What Icing Recipe Do You Use So That The Icing Doesn't Crust
Baking By lrcheer1 Updated 21 Sep 2010 , 1:01pm by Kiddiekakes
My first choice is Italian Meringue Buttercream. Many do not like this old school recipe though, as it has a very strong butter taste. For those people I would suggest the Whimsical Bakehouse Buttercream. Still contains butter, but more shortening than butter so you can't taste too much of the butter.
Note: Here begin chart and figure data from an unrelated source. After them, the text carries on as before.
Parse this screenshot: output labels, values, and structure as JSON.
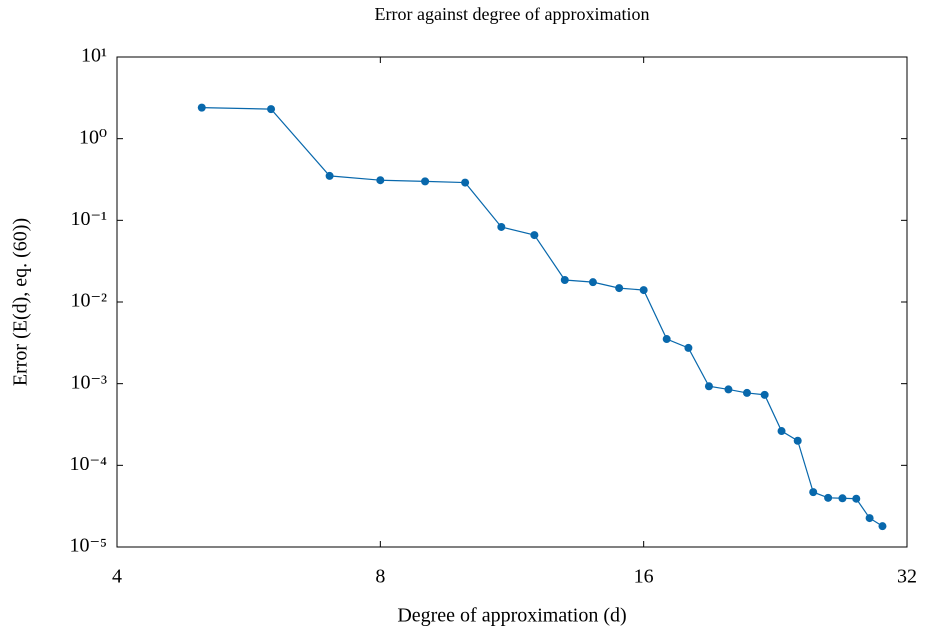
{
  "chart_data": {
    "type": "line",
    "title": "Error against degree of approximation",
    "x_label": "Degree of approximation (d)",
    "y_label": "Error (E(d), eq. (60))",
    "x": [
      5,
      6,
      7,
      8,
      9,
      10,
      11,
      12,
      13,
      14,
      15,
      16,
      17,
      18,
      19,
      20,
      21,
      22,
      23,
      24,
      25,
      26,
      27,
      28,
      29,
      30
    ],
    "series": [
      {
        "name": "E(d)",
        "color": "#0868ac",
        "values": [
          2.4,
          2.3,
          0.35,
          0.31,
          0.3,
          0.29,
          0.083,
          0.066,
          0.0186,
          0.0175,
          0.0148,
          0.014,
          0.00352,
          0.00274,
          0.00093,
          0.00085,
          0.00077,
          0.00073,
          0.000263,
          0.0002,
          4.7e-05,
          4e-05,
          3.95e-05,
          3.9e-05,
          2.26e-05,
          1.8e-05
        ]
      }
    ],
    "xscale": "log",
    "yscale": "log",
    "xlim": [
      4,
      32
    ],
    "ylim": [
      1e-05,
      10
    ],
    "xticks": [
      4,
      8,
      16,
      32
    ],
    "yticks": [
      {
        "value": 10,
        "label": "10¹"
      },
      {
        "value": 1,
        "label": "10⁰"
      },
      {
        "value": 0.1,
        "label": "10⁻¹"
      },
      {
        "value": 0.01,
        "label": "10⁻²"
      },
      {
        "value": 0.001,
        "label": "10⁻³"
      },
      {
        "value": 0.0001,
        "label": "10⁻⁴"
      },
      {
        "value": 1e-05,
        "label": "10⁻⁵"
      }
    ],
    "grid": false
  }
}
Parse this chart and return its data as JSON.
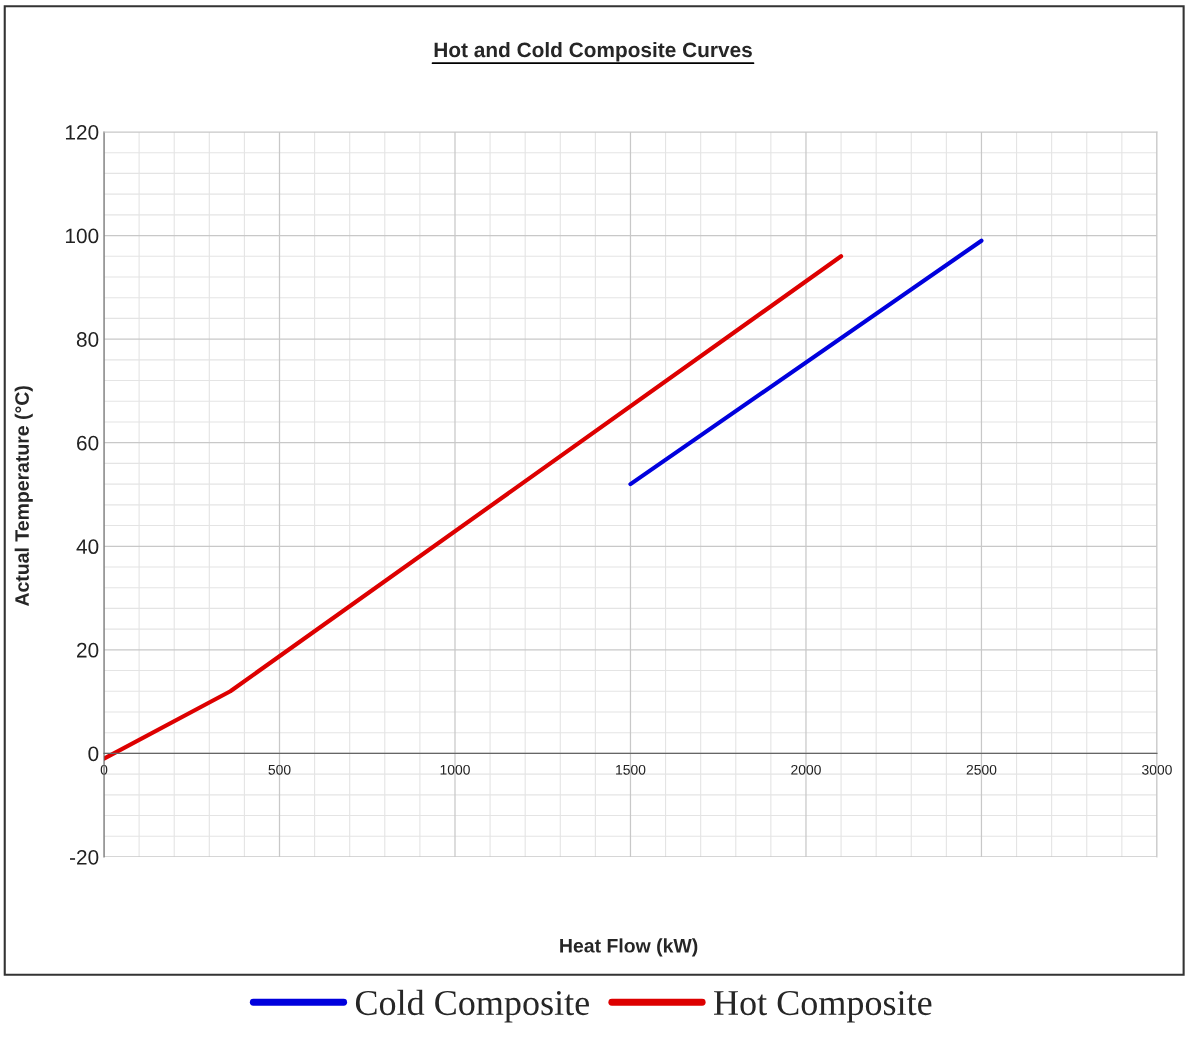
{
  "chart_data": {
    "type": "line",
    "title": "Hot and Cold Composite Curves",
    "xlabel": "Heat Flow (kW)",
    "ylabel": "Actual Temperature (°C)",
    "series": [
      {
        "name": "Cold Composite",
        "color": "#0000dd",
        "x": [
          1500,
          2500
        ],
        "values": [
          52,
          99
        ]
      },
      {
        "name": "Hot Composite",
        "color": "#dd0000",
        "x": [
          0,
          360,
          2100
        ],
        "values": [
          -1,
          12,
          96
        ]
      }
    ],
    "xlim": [
      0,
      3000
    ],
    "xticks": [
      0,
      500,
      1000,
      1500,
      2000,
      2500,
      3000
    ],
    "ylim": [
      -20,
      120
    ],
    "yticks": [
      -20,
      0,
      20,
      40,
      60,
      80,
      100,
      120
    ],
    "grid": true,
    "legend": "bottom",
    "marker": "none",
    "line_style": "solid"
  }
}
Neither of these crust.
Try "Rick's Special Buttercream" posted here by PRINCESSCATT. This is the recipe I use when I do not need my BC to crust or when I cover a cake with fondant, I use this under the fondant. It has a light and delicious taste. Good Luck!!!
CAN ONE OF YOU POST THESE RECIPES FOR BUTTERCREAM BY WHIMSICAL AND RICKS? THANKS..I CAN'T FIND THEM..THANKS SO MUCH!
jENIFER
I wish I could remember who advised me of this, but I was told this:
Crusting is the ratio of fat to sugar ..... more fat, less crusting. More sugar, more crusting. Even if I add more milk to thin the icing down, as long as the fat/sugar ratio remains the same it still crusts ok.
Whimsical Bake House Buttercream
In Mixer bowl, stir together:
6 Cups Confectioners' Sugar
1/8 teaspoon salt
1 teaspoon Vanilla Extract
Using whip attachment, add and whip on low speed:
add 1 cup boiling water (3/4 cup on hot days)
Whip until smooth and is cool.
Add and whip until smooth again:
2-3/4 cup Hi-Ratio or regular vegetable shortening
6 ounces (1 1/2 sticks) butter; slightly chilled and cut into 1" pieces
Turn up mixer to medium-high. Whip until double in volume and is light and fluffy. About 10-20 minutes. Recipe will almost fill a 5-quart mixer bowl when done.